Au bout d'une heure, nous sommes à bord. Tout y est sens dessus dessous, et c'est bien le départ cette fois.

Il est fixé pour midi.

XXIV

—Viens, Loti, dit Achmet; allons encore à Stamboul, fumer notre narguilhé ensemble pour la dernière fois …

Nous traversons en courant Sali-Bazar, Tophané, Galata. Nous voici au pont de Stamboul.

La foule se presse sous un soleil brûlant; c'est bien le printemps, pour tout de bon, qui arrive comme moi je m'en vais. La grande lumière de midi ruisselle sur tout cet ensemble de murailles, de dômes et de minarets, qui couronnent là-haut Stamboul; elle s'éparpille sur une foule bariolée, vêtue des couleurs les plus voyantes de l'arc-en-ciel.

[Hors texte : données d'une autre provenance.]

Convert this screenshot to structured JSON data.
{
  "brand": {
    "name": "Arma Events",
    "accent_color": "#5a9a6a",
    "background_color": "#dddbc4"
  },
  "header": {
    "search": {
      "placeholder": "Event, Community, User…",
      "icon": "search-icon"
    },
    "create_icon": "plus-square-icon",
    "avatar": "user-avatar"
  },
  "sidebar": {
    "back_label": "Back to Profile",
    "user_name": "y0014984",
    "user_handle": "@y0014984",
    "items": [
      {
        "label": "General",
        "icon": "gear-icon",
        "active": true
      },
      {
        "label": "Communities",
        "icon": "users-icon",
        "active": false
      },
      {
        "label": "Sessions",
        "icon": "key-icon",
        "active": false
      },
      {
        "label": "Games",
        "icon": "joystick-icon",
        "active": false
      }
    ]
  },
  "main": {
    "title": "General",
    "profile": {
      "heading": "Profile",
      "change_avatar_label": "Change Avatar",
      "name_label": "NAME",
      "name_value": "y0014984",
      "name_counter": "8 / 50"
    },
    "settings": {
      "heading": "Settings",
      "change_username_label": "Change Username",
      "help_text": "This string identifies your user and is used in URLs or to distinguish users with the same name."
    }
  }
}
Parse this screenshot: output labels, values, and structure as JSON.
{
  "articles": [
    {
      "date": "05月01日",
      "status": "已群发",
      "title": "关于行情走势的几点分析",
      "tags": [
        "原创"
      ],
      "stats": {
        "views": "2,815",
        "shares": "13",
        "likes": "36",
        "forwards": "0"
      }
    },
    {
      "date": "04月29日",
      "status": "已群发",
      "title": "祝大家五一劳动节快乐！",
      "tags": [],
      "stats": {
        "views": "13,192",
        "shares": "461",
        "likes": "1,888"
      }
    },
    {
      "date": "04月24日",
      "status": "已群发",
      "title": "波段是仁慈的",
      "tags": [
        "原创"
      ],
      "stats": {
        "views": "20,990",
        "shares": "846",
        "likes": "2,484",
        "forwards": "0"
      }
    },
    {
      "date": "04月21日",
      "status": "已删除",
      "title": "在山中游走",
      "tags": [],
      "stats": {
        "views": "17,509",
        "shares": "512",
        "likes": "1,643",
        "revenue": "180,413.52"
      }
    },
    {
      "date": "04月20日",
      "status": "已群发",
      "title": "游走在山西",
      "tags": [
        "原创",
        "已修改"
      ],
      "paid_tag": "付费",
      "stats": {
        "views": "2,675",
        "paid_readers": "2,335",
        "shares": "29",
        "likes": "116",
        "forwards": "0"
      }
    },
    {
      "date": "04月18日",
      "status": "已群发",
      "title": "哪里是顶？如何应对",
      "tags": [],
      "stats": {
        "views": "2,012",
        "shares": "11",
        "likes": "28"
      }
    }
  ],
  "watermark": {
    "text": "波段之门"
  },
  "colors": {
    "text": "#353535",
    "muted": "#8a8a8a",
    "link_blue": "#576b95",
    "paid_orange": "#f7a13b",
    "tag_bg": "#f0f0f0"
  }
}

Les bateaux arrivent et partent, chargés d'un public pittoresque; les marchands ambulants hurlent à tue-tête, en bousculant la foule.

Nous connaissons tous ces bateaux qui nous ont transportés à tous les points du Bosphore; nous connaissons sur le pont de Stamboul toutes les échoppes, tous les passants, même tous les mendiants, la collection complète des estropiés, aveugles, manchots, becs-de-lièvre et culs-de-jatte! Toute la truanderie turque est aujourd'hui sur pied; je distribue des aumônes à tout ce monde, et recueille toute une kyrielle de bénédictions et de salams.

Nous nous arrêtons à Stamboul, sur la grande place de Jeni-djami, devant la mosquée. Pour la dernière fois de ma vie, je jouis du plaisir d'être en Turc, assis à côté de mon ami Achmet, fumant un narguilhé au milieu de ce décor oriental.